Last week, the Oregon Supreme Court issued an opinion clarifying the definition of “roof” within the meaning of a homeowner’s insurance policy. The case arose from a set of homeowner’s who sustained loss when their roof was water damaged during a repair process.
The homeowner was a contractor, so he undertook the repairs on his own. The first night of the project, after the roof had been stripped off the house and replaced by a temporary polyethylene plastic sheet, a serious storm loosened the plastic sheets and eventually blew them away. Rain entered the home and damaged plaintiff’s property.
The homeowner’s policy excluded coverage for water damage except where that damage was caused by an opening in the roof. The insurance company argued that there was no roof. It had been torn off; therefore, there could be no coverage for damage caused by an opening in the roof.
Before the Supreme Court, the insurance company argued that a “roof” must be something permanent. The Supreme Court rejected that notion, pointing out that no roof is permanent:
“[W]e note that the defendant does not offer any explanation of what ‘permanent’ in the context of a roof, means.
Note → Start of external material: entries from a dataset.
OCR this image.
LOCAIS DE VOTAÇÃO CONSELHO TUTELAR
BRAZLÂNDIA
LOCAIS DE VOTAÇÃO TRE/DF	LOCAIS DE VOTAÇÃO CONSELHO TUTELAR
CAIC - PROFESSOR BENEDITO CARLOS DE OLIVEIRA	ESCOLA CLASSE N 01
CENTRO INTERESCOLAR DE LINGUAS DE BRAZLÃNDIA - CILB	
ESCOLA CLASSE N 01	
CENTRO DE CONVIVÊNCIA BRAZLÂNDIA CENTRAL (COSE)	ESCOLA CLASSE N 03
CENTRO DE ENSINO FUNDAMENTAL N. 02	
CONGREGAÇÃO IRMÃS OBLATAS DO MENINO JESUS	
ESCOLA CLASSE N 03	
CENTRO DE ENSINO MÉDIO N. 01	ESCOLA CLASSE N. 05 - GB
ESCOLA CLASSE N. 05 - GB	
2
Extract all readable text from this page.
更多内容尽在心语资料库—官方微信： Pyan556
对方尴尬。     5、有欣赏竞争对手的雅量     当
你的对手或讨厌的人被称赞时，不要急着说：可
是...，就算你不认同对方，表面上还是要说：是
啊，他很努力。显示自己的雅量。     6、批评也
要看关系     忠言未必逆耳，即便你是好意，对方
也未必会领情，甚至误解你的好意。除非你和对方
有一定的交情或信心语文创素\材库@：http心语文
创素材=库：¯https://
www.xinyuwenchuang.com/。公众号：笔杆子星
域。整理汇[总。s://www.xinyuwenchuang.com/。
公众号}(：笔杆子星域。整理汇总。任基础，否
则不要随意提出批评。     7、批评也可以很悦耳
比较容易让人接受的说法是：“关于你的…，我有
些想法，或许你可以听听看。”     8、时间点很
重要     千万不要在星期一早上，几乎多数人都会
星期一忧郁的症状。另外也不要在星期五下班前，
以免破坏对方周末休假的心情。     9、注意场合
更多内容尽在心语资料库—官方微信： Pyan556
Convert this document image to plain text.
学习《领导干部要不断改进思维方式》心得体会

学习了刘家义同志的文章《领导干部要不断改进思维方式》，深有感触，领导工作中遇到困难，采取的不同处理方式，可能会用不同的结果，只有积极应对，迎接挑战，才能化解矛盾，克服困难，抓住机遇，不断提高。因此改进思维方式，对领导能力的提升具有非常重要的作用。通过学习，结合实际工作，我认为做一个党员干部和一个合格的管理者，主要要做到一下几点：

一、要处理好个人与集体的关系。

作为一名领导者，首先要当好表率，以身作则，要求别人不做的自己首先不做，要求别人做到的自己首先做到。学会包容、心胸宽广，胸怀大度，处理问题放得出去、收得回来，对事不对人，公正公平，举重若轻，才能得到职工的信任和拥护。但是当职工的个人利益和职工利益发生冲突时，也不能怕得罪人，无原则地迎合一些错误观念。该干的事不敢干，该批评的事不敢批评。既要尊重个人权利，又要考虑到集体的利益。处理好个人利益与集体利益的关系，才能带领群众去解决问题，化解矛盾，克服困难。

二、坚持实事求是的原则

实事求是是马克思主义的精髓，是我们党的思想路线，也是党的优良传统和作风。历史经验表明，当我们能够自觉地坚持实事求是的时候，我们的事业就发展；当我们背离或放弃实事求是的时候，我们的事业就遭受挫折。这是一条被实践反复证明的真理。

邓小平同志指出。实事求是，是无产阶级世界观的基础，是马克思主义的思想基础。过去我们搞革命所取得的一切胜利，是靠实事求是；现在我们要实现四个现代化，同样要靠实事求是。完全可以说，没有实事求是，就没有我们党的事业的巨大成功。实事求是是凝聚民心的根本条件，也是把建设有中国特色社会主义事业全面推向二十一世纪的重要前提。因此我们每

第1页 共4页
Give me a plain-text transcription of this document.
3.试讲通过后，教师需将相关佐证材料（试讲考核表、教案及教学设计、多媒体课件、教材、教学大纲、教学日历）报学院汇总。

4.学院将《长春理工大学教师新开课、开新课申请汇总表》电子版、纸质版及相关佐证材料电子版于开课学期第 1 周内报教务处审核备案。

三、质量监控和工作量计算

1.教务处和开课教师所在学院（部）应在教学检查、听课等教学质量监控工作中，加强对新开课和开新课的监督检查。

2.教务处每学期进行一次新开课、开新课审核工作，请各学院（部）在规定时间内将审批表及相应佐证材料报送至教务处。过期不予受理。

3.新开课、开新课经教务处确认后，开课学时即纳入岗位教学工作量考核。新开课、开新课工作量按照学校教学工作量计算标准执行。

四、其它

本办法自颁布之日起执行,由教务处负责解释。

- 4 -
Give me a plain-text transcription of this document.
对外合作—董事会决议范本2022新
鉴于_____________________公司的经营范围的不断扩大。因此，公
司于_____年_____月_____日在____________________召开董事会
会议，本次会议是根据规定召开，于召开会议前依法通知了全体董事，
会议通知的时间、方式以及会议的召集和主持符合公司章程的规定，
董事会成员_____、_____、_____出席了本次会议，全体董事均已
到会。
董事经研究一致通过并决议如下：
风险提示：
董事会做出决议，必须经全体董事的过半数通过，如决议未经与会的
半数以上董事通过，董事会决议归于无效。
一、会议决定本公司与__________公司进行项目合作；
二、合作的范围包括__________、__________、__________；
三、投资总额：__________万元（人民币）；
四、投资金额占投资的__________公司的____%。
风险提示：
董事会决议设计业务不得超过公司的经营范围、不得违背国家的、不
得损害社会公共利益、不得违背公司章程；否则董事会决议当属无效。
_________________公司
It is not clear whether the defendant defines ‘permanency’ as one to two years, five years, ten years, or more. We find the term ‘permanent,’ in this context, unhelpful, and decline to set a necessarily arbitrary limit on the length of time that a roof must last in order to qualify as such. Rather, a roof should be sufficiently durable to meet its intended purpose: to cover and protect a building against weather-related risks that reasonably may be anticipated. In our view, the meaning of the term ‘roof’ is sufficiently plain that we need go no further to define its meaning.”
The plastic sheet? Whether that constituted a ‘roof’ within the meaning of the Supreme Courts definition ….well, that was for a jury to decide.